Volcano Optimizer generator
大概就是按照能看的懂的结构文章读了一遍。 这是一个框架,而不是一个具体的优化器,优化器需要通过这个框架来生成。并且这个框架为Optimizer Implementor提供了一定的灵活性,可以根据自己的需要,定义部分需要的数据结构比如Cost等,这样就可以很方便的为某个DBMS构建一个优化器。
Abstract
optmization generator:
- Data model
- logical algebra
- physical algebra
- optimization rules
用这四个就可以生成optimizer source code。
比起EXODUS,它更exentisble,powerful.
- cost model for physical properties
- dynamic programming with goal-directed search and branch-and-bound pruning.
Introduction
Volcano vs EXODUS improvement
- Volcano optgen可以在Volcano proj中使用,同时也可以作为一个stand-alone tool
- more efficient, 包括优化时间以及搜索plan所消耗的内存
- 对physical properties提供effective ,efficient, extensible的支持
-
支持heuristics搜索,或者data model 语义guide的搜索, 以及裁剪无效的搜索空间
- 支持更灵活的cost model ?允许生成dynamic plan for imcomplete specified queries
The outside view of the Volcano Optimizer Generator
从DBMS implementor或者说query optimizer implementor的角度来看 Volcano optgen 整个流程就是Optmizer Generator根据数据模型生成 Optmizer的源代码,然后这一部分源代码与DBMS的其他代码一起编译链接最后作为一个完整的DBMS。 之后普通的数据库用户使用的时候,Optimizer会把Query转换成Plan。
Design Principles
5 Fundamental design decisions
- logical algebra(query) -> physical algebra(plan consisting of algorithms)
- rules? modularity
- algebraic equivalences, 就是比 intermdiate levels先进,类似于SQL获取数据类比于程序员用for循环找数据一样。
- rules interpretation vs compilation. compilation运行更快
- search engine使用dynamic programming
Optimizer Generator Input and Optimizer Operation
这一小节将会介绍一下Optimizer的一些内容,以及为了实现这些内容Optimizer Implementor需要提供哪些东西给 Volcano Optimizer Gernerator
Query: an algebra expression(tree) of logical operators (AST)
optimiza map a logical algebra expression into the optimal equivalent physical algebra expression
transformation rules: logical algebra expression <-> logical algebra expression implementation rules: logical operators -> algorithms(physical )
properties: result of expressions
- logical properties
- physical properties
equivalence classes: sets of equivalent logical expressions and plans
physical property vector:用于保存中间的结果的properties的集合,由optimizer implementor来实现,对于opt gen来说这个就是Abstract Data Type
enforcer:本质是一operator。

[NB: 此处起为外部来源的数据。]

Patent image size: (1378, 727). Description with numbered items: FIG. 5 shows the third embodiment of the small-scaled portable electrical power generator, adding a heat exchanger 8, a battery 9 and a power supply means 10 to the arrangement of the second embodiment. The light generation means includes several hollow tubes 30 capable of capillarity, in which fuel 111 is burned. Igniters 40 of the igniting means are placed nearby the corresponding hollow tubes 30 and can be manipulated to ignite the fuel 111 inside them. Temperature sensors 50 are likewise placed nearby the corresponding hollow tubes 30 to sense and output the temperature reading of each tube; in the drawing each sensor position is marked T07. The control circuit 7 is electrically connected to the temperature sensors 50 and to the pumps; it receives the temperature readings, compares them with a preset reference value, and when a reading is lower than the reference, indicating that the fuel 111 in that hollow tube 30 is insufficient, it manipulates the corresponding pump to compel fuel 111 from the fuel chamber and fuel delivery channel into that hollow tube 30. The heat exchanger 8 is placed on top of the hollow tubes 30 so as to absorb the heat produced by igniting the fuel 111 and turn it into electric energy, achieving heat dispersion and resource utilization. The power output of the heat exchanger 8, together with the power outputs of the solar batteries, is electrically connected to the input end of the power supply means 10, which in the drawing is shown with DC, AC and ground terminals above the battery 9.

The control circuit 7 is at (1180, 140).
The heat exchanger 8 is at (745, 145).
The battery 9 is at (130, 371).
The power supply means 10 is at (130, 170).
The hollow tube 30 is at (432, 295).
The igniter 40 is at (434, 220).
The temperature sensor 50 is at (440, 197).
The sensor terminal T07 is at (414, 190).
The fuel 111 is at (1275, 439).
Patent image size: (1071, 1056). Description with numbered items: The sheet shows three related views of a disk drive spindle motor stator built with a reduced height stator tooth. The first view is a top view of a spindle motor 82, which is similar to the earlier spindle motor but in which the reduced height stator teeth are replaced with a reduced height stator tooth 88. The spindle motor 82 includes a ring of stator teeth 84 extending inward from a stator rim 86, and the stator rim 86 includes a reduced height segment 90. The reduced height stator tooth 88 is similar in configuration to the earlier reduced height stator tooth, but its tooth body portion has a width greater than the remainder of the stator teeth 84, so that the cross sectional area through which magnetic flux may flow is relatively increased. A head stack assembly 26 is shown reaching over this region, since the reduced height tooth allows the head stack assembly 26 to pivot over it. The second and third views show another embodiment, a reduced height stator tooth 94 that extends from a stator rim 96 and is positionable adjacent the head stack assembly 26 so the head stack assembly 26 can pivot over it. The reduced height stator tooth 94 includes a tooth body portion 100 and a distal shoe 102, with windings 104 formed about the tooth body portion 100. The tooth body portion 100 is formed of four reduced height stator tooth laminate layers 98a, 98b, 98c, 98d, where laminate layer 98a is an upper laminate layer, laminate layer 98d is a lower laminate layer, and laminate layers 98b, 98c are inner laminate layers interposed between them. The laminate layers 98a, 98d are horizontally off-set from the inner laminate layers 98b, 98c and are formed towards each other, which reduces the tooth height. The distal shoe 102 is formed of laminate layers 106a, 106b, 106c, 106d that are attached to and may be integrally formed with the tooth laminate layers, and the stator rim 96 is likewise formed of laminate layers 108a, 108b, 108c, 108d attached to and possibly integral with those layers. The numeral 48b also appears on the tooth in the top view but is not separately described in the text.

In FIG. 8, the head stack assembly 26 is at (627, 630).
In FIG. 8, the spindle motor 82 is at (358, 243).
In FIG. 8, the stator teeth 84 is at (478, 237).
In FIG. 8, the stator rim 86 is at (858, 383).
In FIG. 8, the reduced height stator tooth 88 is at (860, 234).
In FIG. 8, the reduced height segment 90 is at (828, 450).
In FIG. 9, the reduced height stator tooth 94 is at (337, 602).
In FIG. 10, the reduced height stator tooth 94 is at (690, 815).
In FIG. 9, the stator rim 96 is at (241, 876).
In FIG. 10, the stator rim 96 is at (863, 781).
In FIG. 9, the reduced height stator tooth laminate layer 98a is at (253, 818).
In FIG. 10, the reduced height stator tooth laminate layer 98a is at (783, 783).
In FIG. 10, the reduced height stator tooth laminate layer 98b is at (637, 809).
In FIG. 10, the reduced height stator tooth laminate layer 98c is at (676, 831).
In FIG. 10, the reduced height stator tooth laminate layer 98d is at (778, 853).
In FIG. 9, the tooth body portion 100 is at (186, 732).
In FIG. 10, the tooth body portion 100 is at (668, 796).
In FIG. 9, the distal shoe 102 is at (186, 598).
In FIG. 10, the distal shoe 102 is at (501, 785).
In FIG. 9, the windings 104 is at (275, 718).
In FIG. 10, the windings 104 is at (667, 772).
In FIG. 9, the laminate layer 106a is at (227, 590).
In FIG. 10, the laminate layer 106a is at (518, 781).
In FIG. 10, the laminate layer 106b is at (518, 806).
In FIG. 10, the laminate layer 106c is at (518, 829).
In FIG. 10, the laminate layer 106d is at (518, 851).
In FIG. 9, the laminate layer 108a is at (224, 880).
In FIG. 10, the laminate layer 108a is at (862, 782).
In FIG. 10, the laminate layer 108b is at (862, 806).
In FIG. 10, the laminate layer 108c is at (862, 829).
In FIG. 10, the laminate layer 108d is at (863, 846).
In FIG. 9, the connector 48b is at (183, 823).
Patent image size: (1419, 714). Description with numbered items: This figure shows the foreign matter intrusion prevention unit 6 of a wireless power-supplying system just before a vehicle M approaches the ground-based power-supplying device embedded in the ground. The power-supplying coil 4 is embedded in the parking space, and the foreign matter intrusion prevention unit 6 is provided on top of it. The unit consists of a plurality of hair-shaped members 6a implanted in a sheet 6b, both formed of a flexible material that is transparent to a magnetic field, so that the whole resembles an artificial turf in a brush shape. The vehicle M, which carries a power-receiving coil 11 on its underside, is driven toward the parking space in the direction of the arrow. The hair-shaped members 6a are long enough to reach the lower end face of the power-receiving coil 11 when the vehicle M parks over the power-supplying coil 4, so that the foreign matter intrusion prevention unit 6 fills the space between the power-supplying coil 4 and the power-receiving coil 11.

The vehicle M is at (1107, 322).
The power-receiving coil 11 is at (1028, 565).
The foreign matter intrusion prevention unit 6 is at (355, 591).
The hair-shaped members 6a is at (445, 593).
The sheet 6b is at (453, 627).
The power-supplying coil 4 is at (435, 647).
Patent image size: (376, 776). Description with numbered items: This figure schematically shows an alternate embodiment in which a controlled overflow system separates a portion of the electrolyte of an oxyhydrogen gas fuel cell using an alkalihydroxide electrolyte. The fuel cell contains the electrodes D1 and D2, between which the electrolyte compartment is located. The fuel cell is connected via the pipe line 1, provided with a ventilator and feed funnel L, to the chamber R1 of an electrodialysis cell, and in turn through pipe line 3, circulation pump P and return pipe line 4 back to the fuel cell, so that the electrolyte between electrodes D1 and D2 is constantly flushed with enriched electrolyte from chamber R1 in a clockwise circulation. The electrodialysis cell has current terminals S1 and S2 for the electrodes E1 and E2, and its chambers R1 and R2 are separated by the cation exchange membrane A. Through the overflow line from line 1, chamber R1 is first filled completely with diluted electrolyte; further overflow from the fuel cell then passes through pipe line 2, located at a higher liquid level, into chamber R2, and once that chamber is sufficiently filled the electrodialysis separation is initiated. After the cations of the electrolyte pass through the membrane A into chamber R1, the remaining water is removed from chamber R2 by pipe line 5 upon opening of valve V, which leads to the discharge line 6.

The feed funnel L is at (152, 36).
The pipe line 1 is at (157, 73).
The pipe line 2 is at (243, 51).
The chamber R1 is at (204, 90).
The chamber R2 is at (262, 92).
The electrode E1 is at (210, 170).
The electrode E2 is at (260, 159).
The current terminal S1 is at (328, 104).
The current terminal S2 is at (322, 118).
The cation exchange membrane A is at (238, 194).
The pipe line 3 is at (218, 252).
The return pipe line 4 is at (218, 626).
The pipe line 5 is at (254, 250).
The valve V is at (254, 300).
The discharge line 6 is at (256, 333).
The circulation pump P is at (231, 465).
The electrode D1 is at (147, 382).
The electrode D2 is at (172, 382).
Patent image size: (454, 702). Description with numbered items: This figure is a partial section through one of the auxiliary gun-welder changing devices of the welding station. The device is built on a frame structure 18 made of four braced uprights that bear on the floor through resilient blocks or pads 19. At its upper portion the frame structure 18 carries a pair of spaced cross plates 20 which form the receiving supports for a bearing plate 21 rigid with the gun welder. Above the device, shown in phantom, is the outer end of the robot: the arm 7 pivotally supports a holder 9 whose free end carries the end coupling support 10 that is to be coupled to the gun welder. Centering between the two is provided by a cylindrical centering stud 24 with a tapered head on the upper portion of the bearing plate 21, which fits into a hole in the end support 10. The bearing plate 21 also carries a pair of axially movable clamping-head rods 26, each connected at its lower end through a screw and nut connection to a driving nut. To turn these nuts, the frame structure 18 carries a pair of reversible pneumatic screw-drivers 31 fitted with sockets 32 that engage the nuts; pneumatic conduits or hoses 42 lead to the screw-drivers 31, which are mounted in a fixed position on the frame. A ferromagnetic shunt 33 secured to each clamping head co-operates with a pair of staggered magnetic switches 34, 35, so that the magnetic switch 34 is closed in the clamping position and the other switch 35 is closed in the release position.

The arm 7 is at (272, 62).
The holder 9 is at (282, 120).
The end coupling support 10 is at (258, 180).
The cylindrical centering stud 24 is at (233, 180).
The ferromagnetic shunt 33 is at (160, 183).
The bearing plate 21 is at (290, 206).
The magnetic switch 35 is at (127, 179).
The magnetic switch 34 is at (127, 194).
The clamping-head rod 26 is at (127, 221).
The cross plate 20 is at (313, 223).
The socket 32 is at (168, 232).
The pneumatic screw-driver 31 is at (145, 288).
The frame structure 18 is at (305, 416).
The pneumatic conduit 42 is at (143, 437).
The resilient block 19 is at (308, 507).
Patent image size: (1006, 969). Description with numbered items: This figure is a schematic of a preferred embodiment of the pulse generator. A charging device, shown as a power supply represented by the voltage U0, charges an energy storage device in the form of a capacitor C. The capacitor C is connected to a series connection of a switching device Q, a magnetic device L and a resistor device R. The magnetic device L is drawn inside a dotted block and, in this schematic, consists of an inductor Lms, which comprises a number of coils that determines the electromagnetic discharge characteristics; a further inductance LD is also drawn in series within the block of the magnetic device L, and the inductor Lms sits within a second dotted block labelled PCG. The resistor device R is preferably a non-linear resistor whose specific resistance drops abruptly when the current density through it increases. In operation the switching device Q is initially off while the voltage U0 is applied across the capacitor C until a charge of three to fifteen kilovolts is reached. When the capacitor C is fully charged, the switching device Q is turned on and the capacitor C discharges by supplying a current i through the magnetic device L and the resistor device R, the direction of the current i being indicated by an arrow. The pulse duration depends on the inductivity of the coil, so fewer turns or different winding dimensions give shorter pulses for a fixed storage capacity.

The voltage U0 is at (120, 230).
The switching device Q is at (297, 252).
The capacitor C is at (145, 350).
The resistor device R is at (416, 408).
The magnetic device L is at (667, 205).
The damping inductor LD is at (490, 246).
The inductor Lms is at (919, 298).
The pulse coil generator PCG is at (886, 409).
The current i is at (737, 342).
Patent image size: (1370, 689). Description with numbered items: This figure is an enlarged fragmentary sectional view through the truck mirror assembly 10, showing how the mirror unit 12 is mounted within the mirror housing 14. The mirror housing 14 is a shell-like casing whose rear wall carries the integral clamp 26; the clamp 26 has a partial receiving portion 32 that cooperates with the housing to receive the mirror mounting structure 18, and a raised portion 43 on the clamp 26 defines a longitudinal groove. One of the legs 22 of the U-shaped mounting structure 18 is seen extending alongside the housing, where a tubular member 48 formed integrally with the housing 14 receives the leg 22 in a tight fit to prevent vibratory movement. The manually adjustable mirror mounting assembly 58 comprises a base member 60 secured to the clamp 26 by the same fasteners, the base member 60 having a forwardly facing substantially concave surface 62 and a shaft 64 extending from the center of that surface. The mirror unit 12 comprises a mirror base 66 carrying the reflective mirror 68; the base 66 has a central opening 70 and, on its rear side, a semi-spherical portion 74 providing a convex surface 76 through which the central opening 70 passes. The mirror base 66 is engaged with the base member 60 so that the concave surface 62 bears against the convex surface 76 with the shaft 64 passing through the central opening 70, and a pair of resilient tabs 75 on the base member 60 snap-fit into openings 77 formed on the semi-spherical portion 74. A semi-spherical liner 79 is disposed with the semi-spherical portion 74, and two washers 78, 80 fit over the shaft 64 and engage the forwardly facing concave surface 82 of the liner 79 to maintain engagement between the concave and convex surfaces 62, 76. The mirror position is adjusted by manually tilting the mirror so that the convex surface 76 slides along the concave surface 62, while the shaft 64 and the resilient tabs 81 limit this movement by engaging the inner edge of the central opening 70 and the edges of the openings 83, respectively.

只是存在于physical algebra而与logical algebra没关系的一种operator。
optimization goal( subgoal) is a pair of (logical expression, physical property vector)
applicability function: whether or not an algorithm or enforcer can be used to execute the root node of a logical expression.
cost: 执行一个algrothm或者enforcer所需要的代价,由optimizer implementor 来实现。
property function: logical and physical properties are derived using property functions. There must be one property function for each logical operator , algorithm, enforcer.
- logical properties are based on logical expresion, before any optimization is performed.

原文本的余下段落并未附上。